フィアット500ev ONE BATTERYプロトタイプ(RWD/4MT)
言葉はいらない 2020.11.24 試乗記 日本でも大人気の“ヌオーバ チンクエチェント”こと2代目「フィアット500」をベースに、パワーユニットを電動化した「500ev」。日本の博物館がプロデュースしたというキュートな電気自動車(EV)は、他のクルマでは得られない魅力とドライブフィールの持ち主だった。マフラーがない!
試乗の前に、実車のまわりをくるりとひとまわり。全長×全幅×全高=2980×1320×1320mmというサイズは現代車ではあるまじき小ささで、ころんとした大福みたいなスタイリングとも相まって、実によい時代感を醸し出している。素っ気ないアイアンバンパーに、ほっそりとしたA・Bピラー、リム付きの丸いハロゲンランプ。足に履くピレリのクラシックタイヤ「チントゥラートCN54」も、よい雰囲気である。
クルマ好きなら名を知らぬ者はいないだろうし、疎い人でもカタチは知っていることでしょう。

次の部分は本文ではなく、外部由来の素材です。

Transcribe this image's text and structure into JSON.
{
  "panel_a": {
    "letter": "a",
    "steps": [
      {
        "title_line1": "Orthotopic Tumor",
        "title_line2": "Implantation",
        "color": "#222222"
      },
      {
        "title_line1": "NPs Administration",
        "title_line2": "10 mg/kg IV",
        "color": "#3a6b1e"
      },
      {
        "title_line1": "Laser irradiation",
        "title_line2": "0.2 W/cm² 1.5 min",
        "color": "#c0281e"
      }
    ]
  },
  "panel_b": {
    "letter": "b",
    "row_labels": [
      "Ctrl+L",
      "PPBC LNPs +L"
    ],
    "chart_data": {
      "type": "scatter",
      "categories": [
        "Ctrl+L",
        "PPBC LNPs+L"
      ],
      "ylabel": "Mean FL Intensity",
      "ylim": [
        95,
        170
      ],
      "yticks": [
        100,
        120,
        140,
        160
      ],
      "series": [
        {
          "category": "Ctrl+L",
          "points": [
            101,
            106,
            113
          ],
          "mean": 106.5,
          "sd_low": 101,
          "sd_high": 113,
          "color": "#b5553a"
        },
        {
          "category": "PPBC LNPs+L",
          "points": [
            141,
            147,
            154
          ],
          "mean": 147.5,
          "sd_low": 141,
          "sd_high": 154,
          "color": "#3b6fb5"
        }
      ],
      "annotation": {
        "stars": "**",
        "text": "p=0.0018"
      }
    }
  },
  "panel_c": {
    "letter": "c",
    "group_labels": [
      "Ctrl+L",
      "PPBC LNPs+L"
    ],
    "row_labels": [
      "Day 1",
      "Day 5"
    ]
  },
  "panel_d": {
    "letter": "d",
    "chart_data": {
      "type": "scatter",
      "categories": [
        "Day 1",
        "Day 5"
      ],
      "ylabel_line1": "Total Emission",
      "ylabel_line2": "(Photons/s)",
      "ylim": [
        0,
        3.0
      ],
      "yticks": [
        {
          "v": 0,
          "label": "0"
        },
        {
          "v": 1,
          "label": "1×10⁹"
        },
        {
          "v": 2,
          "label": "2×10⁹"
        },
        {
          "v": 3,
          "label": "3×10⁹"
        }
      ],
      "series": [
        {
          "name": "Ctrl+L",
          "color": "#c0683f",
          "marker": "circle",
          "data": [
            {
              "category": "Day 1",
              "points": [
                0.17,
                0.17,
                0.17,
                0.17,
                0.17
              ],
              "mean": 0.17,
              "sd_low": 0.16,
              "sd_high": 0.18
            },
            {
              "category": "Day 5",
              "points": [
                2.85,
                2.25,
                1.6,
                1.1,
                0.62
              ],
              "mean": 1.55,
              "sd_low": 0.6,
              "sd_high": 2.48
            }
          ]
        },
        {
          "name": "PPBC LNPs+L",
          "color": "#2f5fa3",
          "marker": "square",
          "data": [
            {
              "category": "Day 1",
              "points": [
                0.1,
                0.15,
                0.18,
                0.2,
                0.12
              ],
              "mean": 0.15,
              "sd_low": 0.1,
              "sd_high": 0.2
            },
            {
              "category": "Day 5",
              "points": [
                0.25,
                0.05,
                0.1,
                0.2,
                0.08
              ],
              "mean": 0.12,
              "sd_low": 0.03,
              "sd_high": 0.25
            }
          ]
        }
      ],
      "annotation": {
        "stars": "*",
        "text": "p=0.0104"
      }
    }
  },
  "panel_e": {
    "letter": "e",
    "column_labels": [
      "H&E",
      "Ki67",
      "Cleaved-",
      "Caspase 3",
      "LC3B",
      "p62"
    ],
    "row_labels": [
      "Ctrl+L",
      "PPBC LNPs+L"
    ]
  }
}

ここにおはすはイタリアの名車、ヌオーバ チンクエチェントこと2代目フィアット500だ。かの地の職人がレストアしたという個体は状態も素晴らしく、まさに往年の姿そのもの……なのだが、よくよく見るとフロントガラスに不思議な輪っかが付いている。そういえば、リアにもつつましくてかわいらしいマフラーが見当たらないぞ。

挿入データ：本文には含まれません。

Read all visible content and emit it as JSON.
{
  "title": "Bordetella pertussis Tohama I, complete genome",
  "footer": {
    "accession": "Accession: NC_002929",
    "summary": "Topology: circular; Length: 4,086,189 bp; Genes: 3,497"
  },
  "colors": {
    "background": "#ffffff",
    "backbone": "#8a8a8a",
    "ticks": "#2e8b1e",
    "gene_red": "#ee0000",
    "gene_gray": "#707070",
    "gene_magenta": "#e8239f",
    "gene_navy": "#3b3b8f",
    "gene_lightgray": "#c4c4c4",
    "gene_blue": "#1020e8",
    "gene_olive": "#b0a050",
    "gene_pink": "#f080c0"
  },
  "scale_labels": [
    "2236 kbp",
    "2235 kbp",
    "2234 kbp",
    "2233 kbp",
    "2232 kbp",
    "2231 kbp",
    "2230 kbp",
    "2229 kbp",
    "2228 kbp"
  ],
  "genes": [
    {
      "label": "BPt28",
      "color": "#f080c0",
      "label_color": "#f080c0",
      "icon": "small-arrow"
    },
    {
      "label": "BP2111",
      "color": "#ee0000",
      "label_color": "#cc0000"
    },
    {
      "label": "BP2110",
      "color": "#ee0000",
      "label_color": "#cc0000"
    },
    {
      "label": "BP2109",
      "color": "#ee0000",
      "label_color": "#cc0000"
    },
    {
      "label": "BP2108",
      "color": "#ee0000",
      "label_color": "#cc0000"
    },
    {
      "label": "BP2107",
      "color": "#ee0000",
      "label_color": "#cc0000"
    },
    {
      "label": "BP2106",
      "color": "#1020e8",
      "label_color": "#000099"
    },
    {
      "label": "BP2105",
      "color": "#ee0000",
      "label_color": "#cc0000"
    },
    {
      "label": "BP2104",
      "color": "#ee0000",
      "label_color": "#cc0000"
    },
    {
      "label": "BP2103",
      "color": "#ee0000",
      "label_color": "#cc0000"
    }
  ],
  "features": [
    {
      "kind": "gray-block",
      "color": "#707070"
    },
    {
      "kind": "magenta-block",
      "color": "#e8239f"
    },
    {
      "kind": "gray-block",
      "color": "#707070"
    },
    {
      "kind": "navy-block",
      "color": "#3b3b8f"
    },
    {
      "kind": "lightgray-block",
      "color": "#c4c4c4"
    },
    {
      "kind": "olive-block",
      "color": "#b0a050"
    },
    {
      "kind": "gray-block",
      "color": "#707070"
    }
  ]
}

賢明なる読者諸兄姉ならお察しのことだろう。このクルマの正体はフィアット500ev。愛知県のチンクエチェント博物館がプロデュースした、フィアット500のコンバージョンEVだ。
詳しい話は武田公実氏のリポートにお任せしたいが、要約すると、500evはチンクエチェント博物館が輸入・販売を手がけるヌオーバ チンクエチェント……通称「フィアット500クラシケ」のいちバリエーションにあたる。オリジナルの500をかの地で修復し、EVとしてよみがえらせたものなのだ。
……ここで、「なんで博物館が車両販売を?」と思った方は、ぜひ同施設に足を運び、代表の伊藤精郎氏に経緯を聞いてほしい。「古くなっていく500を保護して、里親探しをするようなつもりで始めた」「イタリアの工房に仕事を頼めば、雇用や技術継承の助けにもなる」という話は、浪花節なアナタの心に刺さること請け合いだ。